Dénonçant le dysfonctionnement du poêle caractérisé par l’existence de mises en alarme avec codes erreur, d’émission de bruits anormaux, de poussières, de fumées et d’odeur, madame [B] [T] a sollicité l’organisation d’une mesure d’expertise amiable auprès de son assureur.
Elle a après réception du rapport déposé par cet expert, assigné devant le tribunal judiciaire de Quimper madame [L] [U], monsieur [O] [D], la S.A.R.L. L’Energie et son assureur la S.A. MAAF Assurances suivant exploits en date des 10,19 décembre 2024,14 janvier et 27 janvier 2025 transformé en procès-verbal de recherches infructueuses pour la S.A.R.L. L’Energie, aux fins de les voir condamner solidairement sur le fondement des dispositions des articles 1103, 1792 du code civil, à lui verser les sommes de :
9 023,10 € correspondant aux travaux réalisés pour le remplacement du poêle litigieux,134,20 € correspondant à l’acquisition d’un convecteur,484,73 € correspondant à l’achat de déshumidificateurs,489,20 € correspondant au coût du procès-verbal de constat dressé le 15 novembre 2021,1 832,23 € TTC correspondant au préjudice financier subi au titre de la surconsommation d’électricité,5 000 € à titre de dommages et intérêts en réparation des préjudices physique, de jouissance et moral subis,2 000 € chacun sur le fondement des dispositions de l’article 700 du code de procédure civile.
Elle a réitéré ses demandes au terme de ses conclusions notifiées par voie électronique le 23 juillet 2025, concluant en outre au rejet des demandes présentées par les défendeurs.
Elle soutient avoir précisé aux termes de l’assignation délivrée, les moyens en fait et en droit invoqués au soutien de ses prétentions, de telle sorte que l’exploit introductif d’instance n’encourt pas la nullité.

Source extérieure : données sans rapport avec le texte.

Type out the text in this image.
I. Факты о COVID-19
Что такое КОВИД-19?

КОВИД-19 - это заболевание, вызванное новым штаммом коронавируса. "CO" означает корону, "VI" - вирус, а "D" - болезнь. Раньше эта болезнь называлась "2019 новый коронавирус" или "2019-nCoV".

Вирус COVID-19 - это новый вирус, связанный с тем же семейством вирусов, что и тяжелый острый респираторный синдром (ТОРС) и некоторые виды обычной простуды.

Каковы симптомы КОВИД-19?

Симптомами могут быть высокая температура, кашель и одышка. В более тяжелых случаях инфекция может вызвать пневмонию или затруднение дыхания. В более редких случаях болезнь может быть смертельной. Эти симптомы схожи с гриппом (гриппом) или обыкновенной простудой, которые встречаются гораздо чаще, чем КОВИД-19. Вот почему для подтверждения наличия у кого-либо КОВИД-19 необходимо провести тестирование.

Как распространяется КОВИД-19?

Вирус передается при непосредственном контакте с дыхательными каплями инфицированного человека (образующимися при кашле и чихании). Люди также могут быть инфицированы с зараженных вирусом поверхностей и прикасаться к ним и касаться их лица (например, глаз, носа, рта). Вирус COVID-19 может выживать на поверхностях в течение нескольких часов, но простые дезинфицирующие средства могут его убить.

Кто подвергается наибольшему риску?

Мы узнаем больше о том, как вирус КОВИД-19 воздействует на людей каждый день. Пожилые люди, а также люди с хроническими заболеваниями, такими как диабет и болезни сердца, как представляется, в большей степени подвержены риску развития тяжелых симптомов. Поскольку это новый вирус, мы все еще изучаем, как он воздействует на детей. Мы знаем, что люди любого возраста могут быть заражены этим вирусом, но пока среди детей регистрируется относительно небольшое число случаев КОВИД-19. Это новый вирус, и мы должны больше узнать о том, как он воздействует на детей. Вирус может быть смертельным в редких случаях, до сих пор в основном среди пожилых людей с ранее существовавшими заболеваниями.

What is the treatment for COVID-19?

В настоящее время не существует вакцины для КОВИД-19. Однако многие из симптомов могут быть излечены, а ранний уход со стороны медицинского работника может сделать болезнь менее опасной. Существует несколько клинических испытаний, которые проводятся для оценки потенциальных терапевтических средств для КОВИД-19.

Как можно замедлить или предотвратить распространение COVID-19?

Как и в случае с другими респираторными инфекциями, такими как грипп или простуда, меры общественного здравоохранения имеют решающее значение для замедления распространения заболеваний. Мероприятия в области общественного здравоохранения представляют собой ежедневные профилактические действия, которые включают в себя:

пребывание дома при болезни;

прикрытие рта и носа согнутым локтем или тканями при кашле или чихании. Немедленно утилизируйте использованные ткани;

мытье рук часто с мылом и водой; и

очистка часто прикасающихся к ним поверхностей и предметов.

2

Elle indique avoir fondé ses demandes sur la garantie décennale et non sur la garantie des vices cachés puisque les vendeurs ont précisé aux termes de l’acte de vente avoir réalisé un certain nombre de travaux dans la maison édifiée, de telle sorte qu’ils ont la qualité de constructeur.
Elle ajoute que le poêle litigieux constitue un élément d’équipement indissociable dès lors que son remplacement a nécessité l’enlèvement d’une cloison et qu’il est affecté de désordres de nature décennale puisque les vendeurs ont enfermé le conduit d’évacuation dans une cloison, ce qui est contraire aux préconisations du fabricant du poêle, ce dernier indiquant que le conduit d’évacuation doit être aisément accessible, ce qui a créé un risque d’incendie mais également pour sa santé puisque les fumées ne pouvaient pas s’évacuer correctement.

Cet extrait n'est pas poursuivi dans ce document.